Juxta nonum Interrogatorium, testis interrogatus respondit:
Jean Marie n’avait encore que six mois; ma mère, avant de lui donner sa soupe, avait soin de lui faire faire le signe de la croix. 1012 Un jour, elle l’oublia; l’enfant ne voulut pas manger, et il caressait les mains de sa mère, comme pour lui demander quelque chose. Elle comprit à la fin, lui fit faire le signe de la croix, et il mangea sa soupe de bon coeur. Ma mère nous a mille fois raconté ce trait.
Il avait à peu près trois ans lorsqu’un soir, il disparut, sans qu’on pût savoir ce qu’il était devenu. Comme il y avait une pièce d’eau à coté de la maison, ma mère craignit un malheur et fit même rechercher si l’enfant ne se serait pas noyé. Lorsqu’elle alla à l’étable, elle entendit le chuchotement de quelqu’un qui prie. C’était Jean Marie qui, caché entre deux vaches et à genoux, faisait dévotement sa prière. Ma mère le gronda et lui dit: Comment? Tu vas te cacher pour prier? Tu sais bien que nous faisons nos prières ensemble.
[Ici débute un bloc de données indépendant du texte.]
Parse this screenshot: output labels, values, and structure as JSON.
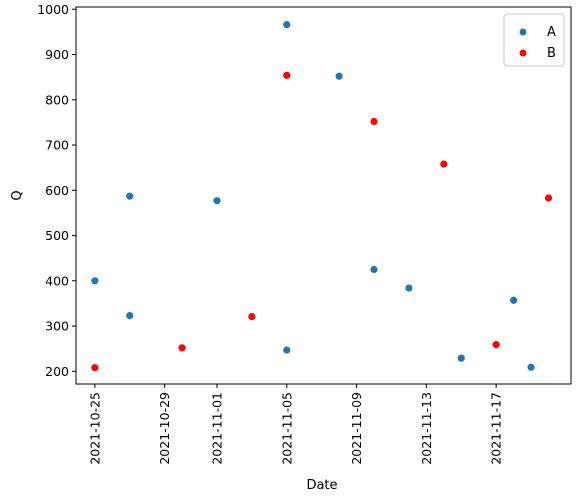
{
  "chart_data": {
    "type": "scatter",
    "xlabel": "Date",
    "ylabel": "Q",
    "x_axis_type": "date",
    "xlim": [
      "2021-10-24",
      "2021-11-21"
    ],
    "ylim": [
      172,
      1005
    ],
    "x_ticks": [
      "2021-10-25",
      "2021-10-29",
      "2021-11-01",
      "2021-11-05",
      "2021-11-09",
      "2021-11-13",
      "2021-11-17"
    ],
    "y_ticks": [
      200,
      300,
      400,
      500,
      600,
      700,
      800,
      900,
      1000
    ],
    "grid": false,
    "legend_position": "top-right",
    "series": [
      {
        "name": "A",
        "color": "#1f77b4",
        "points": [
          {
            "x": "2021-10-25",
            "y": 400
          },
          {
            "x": "2021-10-27",
            "y": 587
          },
          {
            "x": "2021-10-27",
            "y": 323
          },
          {
            "x": "2021-11-01",
            "y": 577
          },
          {
            "x": "2021-11-05",
            "y": 247
          },
          {
            "x": "2021-11-05",
            "y": 966
          },
          {
            "x": "2021-11-08",
            "y": 852
          },
          {
            "x": "2021-11-10",
            "y": 425
          },
          {
            "x": "2021-11-12",
            "y": 384
          },
          {
            "x": "2021-11-15",
            "y": 229
          },
          {
            "x": "2021-11-18",
            "y": 357
          },
          {
            "x": "2021-11-19",
            "y": 209
          }
        ]
      },
      {
        "name": "B",
        "color": "#ff0000",
        "points": [
          {
            "x": "2021-10-25",
            "y": 208
          },
          {
            "x": "2021-10-30",
            "y": 252
          },
          {
            "x": "2021-11-03",
            "y": 321
          },
          {
            "x": "2021-11-05",
            "y": 854
          },
          {
            "x": "2021-11-10",
            "y": 752
          },
          {
            "x": "2021-11-14",
            "y": 658
          },
          {
            "x": "2021-11-17",
            "y": 259
          },
          {
            "x": "2021-11-20",
            "y": 583
          }
        ]
      }
    ]
  }
}
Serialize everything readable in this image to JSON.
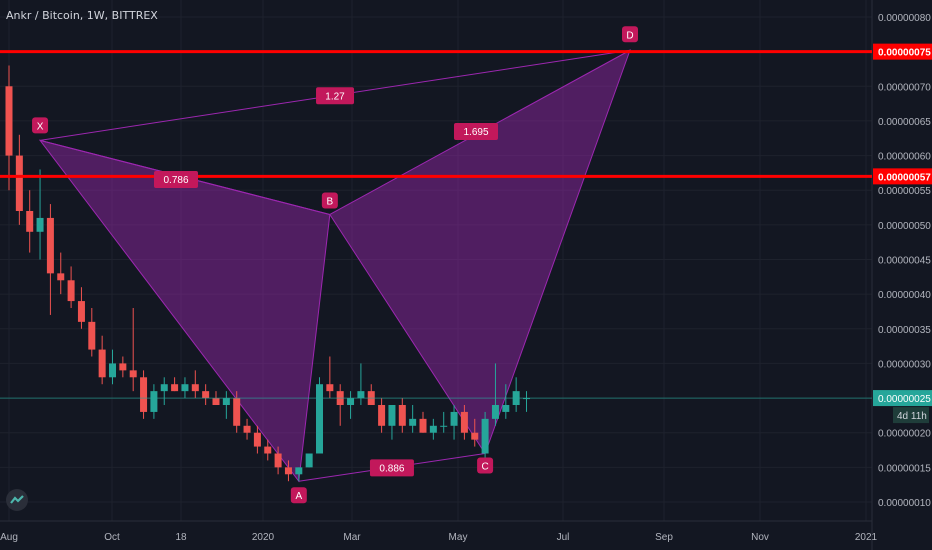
{
  "chart_data": {
    "type": "candlestick",
    "symbol_label": "Ankr / Bitcoin, 1W, BITTREX",
    "price_axis": {
      "ticks": [
        "0.00000080",
        "0.00000075",
        "0.00000070",
        "0.00000065",
        "0.00000060",
        "0.00000055",
        "0.00000050",
        "0.00000045",
        "0.00000040",
        "0.00000035",
        "0.00000030",
        "0.00000025",
        "0.00000020",
        "0.00000015",
        "0.00000010"
      ]
    },
    "time_axis": {
      "ticks": [
        "Aug",
        "Oct",
        "18",
        "2020",
        "Mar",
        "May",
        "Jul",
        "Sep",
        "Nov",
        "2021"
      ]
    },
    "horizontal_lines": [
      {
        "price": 7.5e-07,
        "label": "0.00000075",
        "color": "#ff0000"
      },
      {
        "price": 5.7e-07,
        "label": "0.00000057",
        "color": "#ff0000"
      }
    ],
    "current_price": {
      "price": 2.5e-07,
      "label": "0.00000025",
      "countdown": "4d 11h",
      "color": "#26a69a"
    },
    "pattern": {
      "color": "#9c27b0",
      "points": [
        {
          "name": "X",
          "bar": 3,
          "price": 6.22e-07
        },
        {
          "name": "A",
          "bar": 28,
          "price": 1.3e-07
        },
        {
          "name": "B",
          "bar": 31,
          "price": 5.15e-07
        },
        {
          "name": "C",
          "bar": 46,
          "price": 1.7e-07
        },
        {
          "name": "D",
          "bar": 60,
          "price": 7.52e-07
        }
      ],
      "ratios": [
        {
          "label": "0.786",
          "between": [
            "X",
            "B"
          ]
        },
        {
          "label": "1.27",
          "between": [
            "X",
            "D"
          ]
        },
        {
          "label": "1.695",
          "between": [
            "B",
            "D"
          ]
        },
        {
          "label": "0.886",
          "between": [
            "A",
            "C"
          ]
        }
      ]
    },
    "candles": [
      [
        7e-07,
        7.3e-07,
        5.5e-07,
        6e-07
      ],
      [
        6e-07,
        6.3e-07,
        5e-07,
        5.2e-07
      ],
      [
        5.2e-07,
        5.5e-07,
        4.6e-07,
        4.9e-07
      ],
      [
        4.9e-07,
        5.8e-07,
        4.5e-07,
        5.1e-07
      ],
      [
        5.1e-07,
        5.3e-07,
        3.7e-07,
        4.3e-07
      ],
      [
        4.3e-07,
        4.6e-07,
        4e-07,
        4.2e-07
      ],
      [
        4.2e-07,
        4.4e-07,
        3.8e-07,
        3.9e-07
      ],
      [
        3.9e-07,
        4.1e-07,
        3.5e-07,
        3.6e-07
      ],
      [
        3.6e-07,
        3.8e-07,
        3.1e-07,
        3.2e-07
      ],
      [
        3.2e-07,
        3.4e-07,
        2.7e-07,
        2.8e-07
      ],
      [
        2.8e-07,
        3.2e-07,
        2.7e-07,
        3e-07
      ],
      [
        3e-07,
        3.1e-07,
        2.8e-07,
        2.9e-07
      ],
      [
        2.9e-07,
        3.8e-07,
        2.6e-07,
        2.8e-07
      ],
      [
        2.8e-07,
        2.9e-07,
        2.2e-07,
        2.3e-07
      ],
      [
        2.3e-07,
        2.7e-07,
        2.2e-07,
        2.6e-07
      ],
      [
        2.6e-07,
        2.8e-07,
        2.4e-07,
        2.7e-07
      ],
      [
        2.7e-07,
        2.8e-07,
        2.6e-07,
        2.6e-07
      ],
      [
        2.6e-07,
        2.8e-07,
        2.5e-07,
        2.7e-07
      ],
      [
        2.7e-07,
        2.9e-07,
        2.5e-07,
        2.6e-07
      ],
      [
        2.6e-07,
        2.7e-07,
        2.4e-07,
        2.5e-07
      ],
      [
        2.5e-07,
        2.6e-07,
        2.4e-07,
        2.4e-07
      ],
      [
        2.4e-07,
        2.6e-07,
        2.2e-07,
        2.5e-07
      ],
      [
        2.5e-07,
        2.6e-07,
        2e-07,
        2.1e-07
      ],
      [
        2.1e-07,
        2.2e-07,
        1.9e-07,
        2e-07
      ],
      [
        2e-07,
        2.1e-07,
        1.7e-07,
        1.8e-07
      ],
      [
        1.8e-07,
        1.9e-07,
        1.6e-07,
        1.7e-07
      ],
      [
        1.7e-07,
        1.8e-07,
        1.4e-07,
        1.5e-07
      ],
      [
        1.5e-07,
        1.6e-07,
        1.3e-07,
        1.4e-07
      ],
      [
        1.4e-07,
        1.5e-07,
        1.3e-07,
        1.5e-07
      ],
      [
        1.5e-07,
        1.7e-07,
        1.5e-07,
        1.7e-07
      ],
      [
        1.7e-07,
        2.8e-07,
        1.7e-07,
        2.7e-07
      ],
      [
        2.7e-07,
        3.1e-07,
        2.5e-07,
        2.6e-07
      ],
      [
        2.6e-07,
        2.7e-07,
        2.1e-07,
        2.4e-07
      ],
      [
        2.4e-07,
        2.6e-07,
        2.2e-07,
        2.5e-07
      ],
      [
        2.5e-07,
        3e-07,
        2.4e-07,
        2.6e-07
      ],
      [
        2.6e-07,
        2.7e-07,
        2.4e-07,
        2.4e-07
      ],
      [
        2.4e-07,
        2.5e-07,
        2e-07,
        2.1e-07
      ],
      [
        2.1e-07,
        2.4e-07,
        1.9e-07,
        2.4e-07
      ],
      [
        2.4e-07,
        2.5e-07,
        2e-07,
        2.1e-07
      ],
      [
        2.1e-07,
        2.4e-07,
        2e-07,
        2.2e-07
      ],
      [
        2.2e-07,
        2.3e-07,
        2e-07,
        2e-07
      ],
      [
        2e-07,
        2.2e-07,
        1.9e-07,
        2.1e-07
      ],
      [
        2.1e-07,
        2.3e-07,
        2e-07,
        2.1e-07
      ],
      [
        2.1e-07,
        2.4e-07,
        1.9e-07,
        2.3e-07
      ],
      [
        2.3e-07,
        2.4e-07,
        1.9e-07,
        2e-07
      ],
      [
        2e-07,
        2.2e-07,
        1.8e-07,
        1.9e-07
      ],
      [
        1.7e-07,
        2.3e-07,
        1.6e-07,
        2.2e-07
      ],
      [
        2.2e-07,
        3e-07,
        2.1e-07,
        2.4e-07
      ],
      [
        2.3e-07,
        2.7e-07,
        2.2e-07,
        2.4e-07
      ],
      [
        2.4e-07,
        2.8e-07,
        2.3e-07,
        2.6e-07
      ],
      [
        2.5e-07,
        2.6e-07,
        2.3e-07,
        2.5e-07
      ]
    ],
    "colors": {
      "up": "#26a69a",
      "down": "#ef5350",
      "background": "#131722",
      "grid": "#1e222d",
      "axis_text": "#b2b5be",
      "pattern_label_bg": "#c2185b"
    }
  }
}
Pourquoi te cacher et me donner une si grande inquiétude? – Jean Marie, tout confus de la peine qu’il lui avait causée, se jeta dans ses bras et l’embrassa avec affection en lui disant: Mère, pardonnez-moi, je n’ai pas voulu vous faire de la peine; je n’y retournerai plus. Je me rappelle que plusieurs fois ma mère a fait allusion à ce trait et lui a dit en notre présence: Tu m’as causé beaucoup d’inquiétude quand tu t’es caché. C’est de ma mère que je tiens tout cela.